There will not be a bloodletting, however. Two party officials in Henan Province have already been replaced and Mr. Hu appointed a political ally as governor of Hunan Province and another as party head of Guangxi. Those moves send a clear-enough signal to the opposition. A full-scale purge could set off real and dangerous factionalism in the leadership.
Mr. Hu’s assertion of power may be gratifying to him and his team, but it will not end the problems faced by the Communist Party leadership. Mr. Hu is right to be concerned about the huge gaps between the rich and poor in China, but the program “to build a harmonious society” is all-too silent on how that goal is to be achieved. Moreover, the ongoing “disobedience” by regional and state governments suggests that the central government may not have the tools it needs to enforce its will.

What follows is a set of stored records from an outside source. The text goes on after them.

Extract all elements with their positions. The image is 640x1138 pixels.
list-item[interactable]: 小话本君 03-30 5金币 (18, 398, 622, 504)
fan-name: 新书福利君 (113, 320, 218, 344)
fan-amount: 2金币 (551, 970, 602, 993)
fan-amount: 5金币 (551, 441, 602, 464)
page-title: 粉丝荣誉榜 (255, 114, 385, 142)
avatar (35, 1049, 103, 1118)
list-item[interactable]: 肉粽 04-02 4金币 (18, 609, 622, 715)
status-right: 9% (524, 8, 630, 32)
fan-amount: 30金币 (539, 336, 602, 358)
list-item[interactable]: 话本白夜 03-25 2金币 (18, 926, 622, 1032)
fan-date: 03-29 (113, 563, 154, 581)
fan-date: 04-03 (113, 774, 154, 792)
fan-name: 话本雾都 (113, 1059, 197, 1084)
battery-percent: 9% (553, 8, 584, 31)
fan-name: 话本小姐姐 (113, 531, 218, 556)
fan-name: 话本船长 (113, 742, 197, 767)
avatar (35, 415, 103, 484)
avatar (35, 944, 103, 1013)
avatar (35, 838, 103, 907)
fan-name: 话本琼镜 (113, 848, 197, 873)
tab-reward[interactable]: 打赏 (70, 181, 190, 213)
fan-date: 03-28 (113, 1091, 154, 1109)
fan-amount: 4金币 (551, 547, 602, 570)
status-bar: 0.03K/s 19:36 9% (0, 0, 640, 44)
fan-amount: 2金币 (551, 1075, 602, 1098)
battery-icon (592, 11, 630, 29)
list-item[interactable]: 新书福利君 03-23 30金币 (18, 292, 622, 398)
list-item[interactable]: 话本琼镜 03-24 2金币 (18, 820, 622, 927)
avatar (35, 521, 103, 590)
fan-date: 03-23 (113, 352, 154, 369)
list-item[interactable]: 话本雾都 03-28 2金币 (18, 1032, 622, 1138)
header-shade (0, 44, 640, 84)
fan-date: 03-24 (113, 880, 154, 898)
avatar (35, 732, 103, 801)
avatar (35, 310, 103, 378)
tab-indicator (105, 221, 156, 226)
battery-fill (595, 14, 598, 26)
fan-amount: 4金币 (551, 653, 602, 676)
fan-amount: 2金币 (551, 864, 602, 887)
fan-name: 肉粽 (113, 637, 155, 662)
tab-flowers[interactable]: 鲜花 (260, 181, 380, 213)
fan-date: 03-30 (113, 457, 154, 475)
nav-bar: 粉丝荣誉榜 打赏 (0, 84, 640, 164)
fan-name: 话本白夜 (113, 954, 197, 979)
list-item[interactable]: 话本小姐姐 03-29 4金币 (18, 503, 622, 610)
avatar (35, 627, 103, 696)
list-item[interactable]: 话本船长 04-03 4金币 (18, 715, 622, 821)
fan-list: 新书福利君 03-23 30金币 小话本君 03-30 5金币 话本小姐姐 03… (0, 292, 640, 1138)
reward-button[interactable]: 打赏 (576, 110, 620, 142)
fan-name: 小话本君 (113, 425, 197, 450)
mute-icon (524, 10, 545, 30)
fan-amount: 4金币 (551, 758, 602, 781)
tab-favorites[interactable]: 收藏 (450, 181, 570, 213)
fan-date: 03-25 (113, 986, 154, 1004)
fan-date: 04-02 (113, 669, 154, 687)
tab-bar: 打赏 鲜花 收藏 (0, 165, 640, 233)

It is unclear whether Beijing even has the accurate information essential to assessing the situation in distant provinces.
Most troubling is the single most dangerous flaw inherent in the one-party state. Absent the rule of law, there is practically nothing a government can do to guarantee that power will not be abused. In this environment, the inclination is always to cover up malfeasance rather than expose it, for fear of discrediting the party itself — as has happened so often in China’s past. And while Mr. Chen’s case shows a readiness by Mr. Hu to confront misbehavior, he is clearly being used as an example. In other words, the leadership is only willing to tinker on the margins, rather than embrace systemic reform that is needed to truly fight corruption.
As long as Mr. Hu and his fellow CCP members refuse to introduce independent checks on their power, then that power will be abused. That is a message the CCP is unlikely to take to heart in the runup to next year’s Party Congress.